CME:

US - The intrepid forecasters of the Agricultural and Applied Economics Association’s Extension Section take their best shots at more than just livestock — they forecast a number of data pieces and prices for crops, the agricultural economy and the general economy as well. And let no one think this effort is without consequences!, write Steve Meyer and len Steiner.
calendar icon 1 August 2011
clock icon 4 minute read

The forecasters who are the most accurate for Livestock, Poultry, Crops, Dairy and the General Economy receive handsome certificates that, while not done in Old English calligraphy by master craftsman, do take several minutes each to print on the University of Missouri’s high quality printers. It’s amazing what economists will actually compete for.

The group’s average forecasts for wheat, corn and soybean output, exports, 2011-12 crop year ending stocks and annual average US farm price appear in the top table below.

The group’s wheat forecasts are very close to USDA’s July WASDE predictions.

They are decidedly less optimistic than USDA about the corn supply situation, however, with their average production figure being nearly 300 million bushels lower than USDA’s July WASDE figure of 13.47 billion bushels.

The surveyed economists believe the lower output figure till push exports slightly lower than USDA’s predicted 1.9 billion bushels and have 2011-12 year-end stocks just over 80 million bushels lower than does USDA at this time.

The economists implied stocks-to-use ratio for the 2011-12 crop year is 5.7 — significantly lower than USDA’s current 6.2. And yet the economists’ forecasted average farm price of $6.22 is still well within USDA’s current range of $5.50 to $6.50.

It should be noted that the survey was sent out in early July. We do not know when most of them were submitted by our guess is that they were virtually all submitted AFTER the 12 July Crop Production and WASDE reports were released.

Another item forecasted by the surveyed economists was the futures market prices of various commodities at specific points during the year.

It should be noted that the economists were only asked about crop futures prices. The average responses are shown in the bottom table.

There were nine respondents for corn, wheat and soybeans and 8 respondents for bean oil and meal.

It is no surprise that no one expects futures prices to be low at any time during the year and the forecasts exhibit what appears to be reasonably normal carries.

For comparison, consider that July wheat futures on 29 June of this year closed at $7.40/bu. — compared to a forecast of $7.67 next year.

For corn, that comparison is $6.85 in ‘11 and a forecast of $7.10 in ‘12.

July soybeans closed on 29 June, 2011 at $13.27, nearly one dollar lower than they are expected to close next year on that date.

Higher 2012 soybeans mean higher soybean products — meal was “only” $337.90/ton this year on 29 June and oil was $0.5555/lb.
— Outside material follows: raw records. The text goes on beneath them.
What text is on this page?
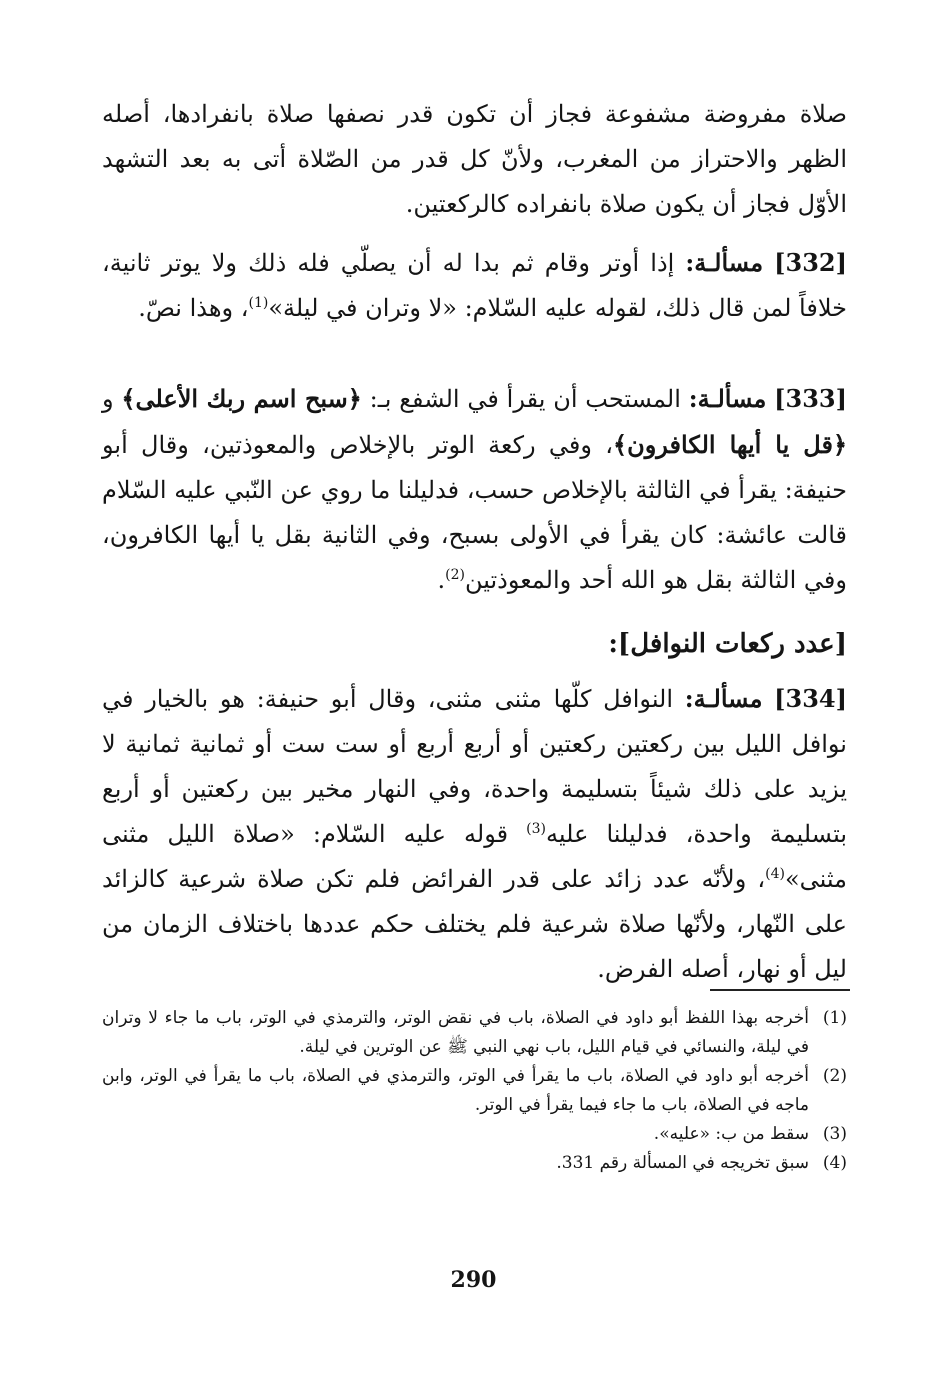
صلاة مفروضة مشفوعة فجاز أن تكون قدر نصفها صلاة بانفرادها، أصله الظهر والاحتراز من المغرب، ولأنّ كل قدر من الصّلاة أتى به بعد التشهد الأوّل فجاز أن يكون صلاة بانفراده كالركعتين.

[332] مسألـة: إذا أوتر وقام ثم بدا له أن يصلّي فله ذلك ولا يوتر ثانية، خلافاً لمن قال ذلك، لقوله عليه السّلام: «لا وتران في ليلة»$^{(1)}$، وهذا نصّ.

[333] مسألـة: المستحب أن يقرأ في الشفع بـ: ﴿سبح اسم ربك الأعلى﴾ و ﴿قل يا أيها الكافرون﴾، وفي ركعة الوتر بالإخلاص والمعوذتين، وقال أبو حنيفة: يقرأ في الثالثة بالإخلاص حسب، فدليلنا ما روي عن النّبي عليه السّلام قالت عائشة: كان يقرأ في الأولى بسبح، وفي الثانية بقل يا أيها الكافرون، وفي الثالثة بقل هو الله أحد والمعوذتين$^{(2)}$.

[عدد ركعات النوافل]:

[334] مسألـة: النوافل كلّها مثنى مثنى، وقال أبو حنيفة: هو بالخيار في نوافل الليل بين ركعتين ركعتين أو أربع أربع أو ست ست أو ثمانية ثمانية لا يزيد على ذلك شيئاً بتسليمة واحدة، وفي النهار مخير بين ركعتين أو أربع بتسليمة واحدة، فدليلنا عليه$^{(3)}$ قوله عليه السّلام: «صلاة الليل مثنى مثنى»$^{(4)}$، ولأنّه عدد زائد على قدر الفرائض فلم تكن صلاة شرعية كالزائد على النّهار، ولأنّها صلاة شرعية فلم يختلف حكم عددها باختلاف الزمان من ليل أو نهار، أصله الفرض.

(1)
أخرجه بهذا اللفظ أبو داود في الصلاة، باب في نقض الوتر، والترمذي في الوتر، باب ما جاء لا وتران في ليلة، والنسائي في قيام الليل، باب نهي النبي ﷺ عن الوترين في ليلة.
(2)
أخرجه أبو داود في الصلاة، باب ما يقرأ في الوتر، والترمذي في الصلاة، باب ما يقرأ في الوتر، وابن ماجه في الصلاة، باب ما جاء فيما يقرأ في الوتر.
(3)
سقط من ب: «عليه».
(4)
سبق تخريجه في المسألة رقم 331.
290
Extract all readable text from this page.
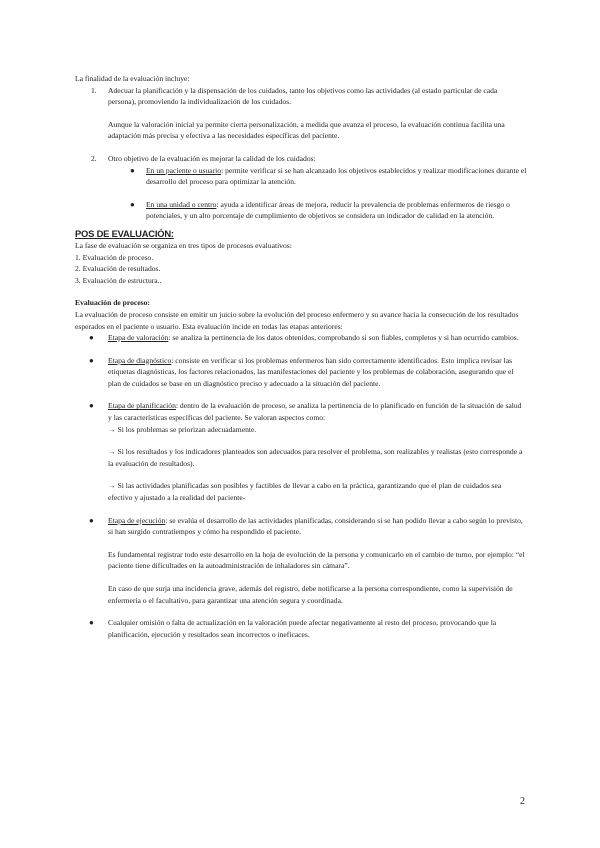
La finalidad de la evaluación incluye:

1. Adecuar la planificación y la dispensación de los cuidados, tanto los objetivos como las actividades (al estado particular de cada persona), promoviendo la individualización de los cuidados.

Aunque la valoración inicial ya permite cierta personalización, a medida que avanza el proceso, la evaluación continua facilita una adaptación más precisa y efectiva a las necesidades específicas del paciente.

2. Otro objetivo de la evaluación es mejorar la calidad de los cuidados:

● En un paciente o usuario: permite verificar si se han alcanzado los objetivos establecidos y realizar modificaciones durante el desarrollo del proceso para optimizar la atención.
● En una unidad o centro: ayuda a identificar áreas de mejora, reducir la prevalencia de problemas enfermeros de riesgo o potenciales, y un alto porcentaje de cumplimiento de objetivos se considera un indicador de calidad en la atención.
POS DE EVALUACIÓN:

La fase de evaluación se organiza en tres tipos de procesos evaluativos:

1. Evaluación de proceso.

2. Evaluación de resultados.

3. Evaluación de estructura..

Evaluación de proceso:

La evaluación de proceso consiste en emitir un juicio sobre la evolución del proceso enfermero y su avance hacia la consecución de los resultados esperados en el paciente o usuario. Esta evaluación incide en todas las etapas anteriores:

● Etapa de valoración: se analiza la pertinencia de los datos obtenidos, comprobando si son fiables, completos y si han ocurrido cambios.
● Etapa de diagnóstico: consiste en verificar si los problemas enfermeros han sido correctamente identificados. Esto implica revisar las etiquetas diagnósticas, los factores relacionados, las manifestaciones del paciente y los problemas de colaboración, asegurando que el plan de cuidados se base en un diagnóstico preciso y adecuado a la situación del paciente.
● Etapa de planificación: dentro de la evaluación de proceso, se analiza la pertinencia de lo planificado en función de la situación de salud y las características específicas del paciente. Se valoran aspectos como:

→ Si los problemas se priorizan adecuadamente.

→ Si los resultados y los indicadores planteados son adecuados para resolver el problema, son realizables y realistas (esto corresponde a la evaluación de resultados).

→ Si las actividades planificadas son posibles y factibles de llevar a cabo en la práctica, garantizando que el plan de cuidados sea efectivo y ajustado a la realidad del paciente-

● Etapa de ejecución: se evalúa el desarrollo de las actividades planificadas, considerando si se han podido llevar a cabo según lo previsto, si han surgido contratiempos y cómo ha respondido el paciente.

Es fundamental registrar todo este desarrollo en la hoja de evolución de la persona y comunicarlo en el cambio de turno, por ejemplo: “el paciente tiene dificultades en la autoadministración de inhaladores sin cámara”.

En caso de que surja una incidencia grave, además del registro, debe notificarse a la persona correspondiente, como la supervisión de enfermería o el facultativo, para garantizar una atención segura y coordinada.

● Cualquier omisión o falta de actualización en la valoración puede afectar negativamente al resto del proceso, provocando que la planificación, ejecución y resultados sean incorrectos o ineficaces.
2
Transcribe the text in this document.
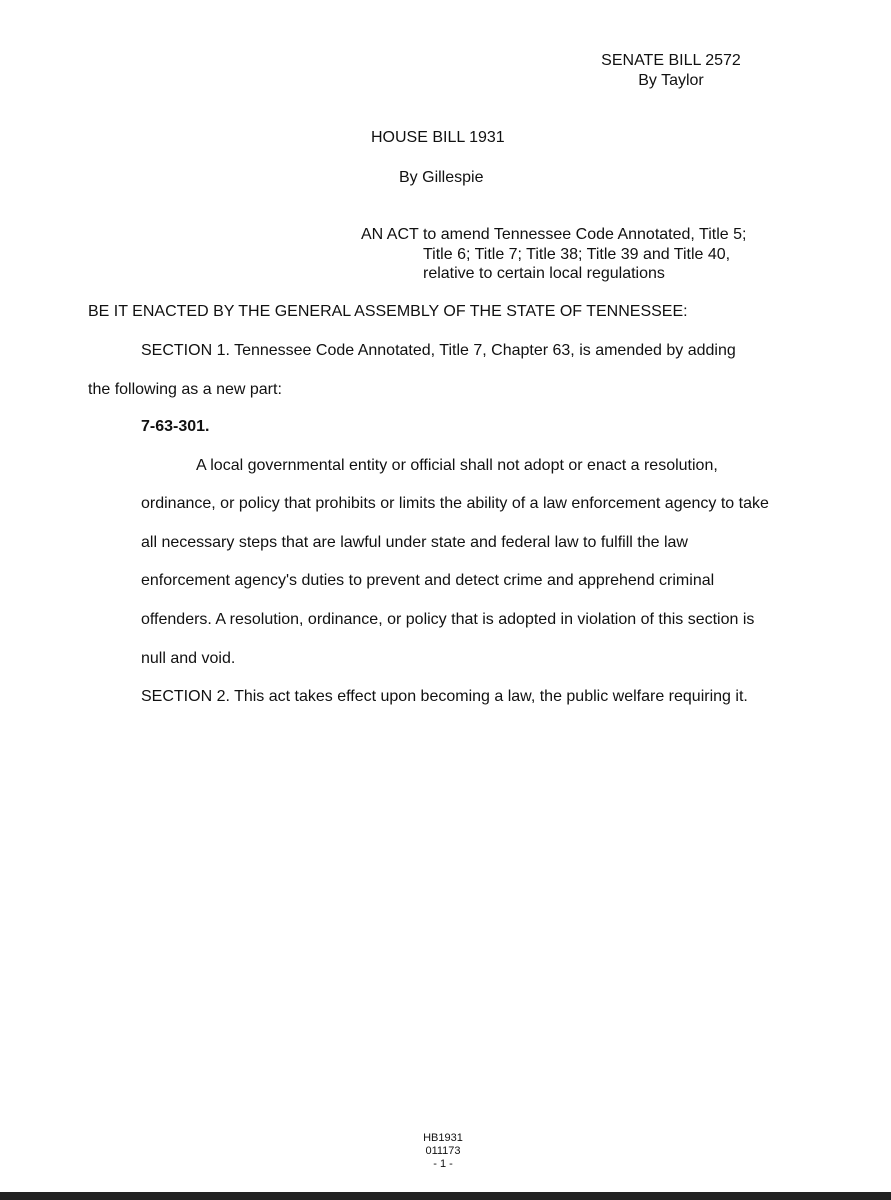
SENATE BILL 2572
By Taylor
HOUSE BILL 1931
By Gillespie
AN ACT to amend Tennessee Code Annotated, Title 5;
Title 6; Title 7; Title 38; Title 39 and Title 40,
relative to certain local regulations
BE IT ENACTED BY THE GENERAL ASSEMBLY OF THE STATE OF TENNESSEE:
SECTION 1. Tennessee Code Annotated, Title 7, Chapter 63, is amended by adding
the following as a new part:
7-63-301.
A local governmental entity or official shall not adopt or enact a resolution,
ordinance, or policy that prohibits or limits the ability of a law enforcement agency to take
all necessary steps that are lawful under state and federal law to fulfill the law
enforcement agency's duties to prevent and detect crime and apprehend criminal
offenders. A resolution, ordinance, or policy that is adopted in violation of this section is
null and void.
SECTION 2. This act takes effect upon becoming a law, the public welfare requiring it.
HB1931
011173
- 1 -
The meal price forecast for next year is nearly 10 per cent higher than what we saw this past month.

For the farm economy, the survey respondents see national average farmland values finishing the year strong at +4.8 per cent from 2010 and, on average, expect land values to continue rising in 2011 but at a slower rate, 3.1 per cent.

These economists believe that the economy will actually grow at a faster rate in 2012.

The average forecast for real GDP growth in Q3 and Q4 of ‘11 are 2.3 per cent and 2.2 per cent with an annual rate of 2.1 per cent.

Quarterly GDP growth is forecast to range from 2.2 per cent in Q1 2011 to 2.6 per cent in Q4 with the annual rate coming in at 2.5 per cent.

They also expect inflation, as measured by the CPI for all items, to increase slightly from three per cent this year to 3.2 per cent in 2012.

Finally, they expect monthly WTI spot crude oil prices to range from $87.40 to $112.67/bbl over the next 12 months. That range compares to a range of $75 to $110/bbl over the past 12 months.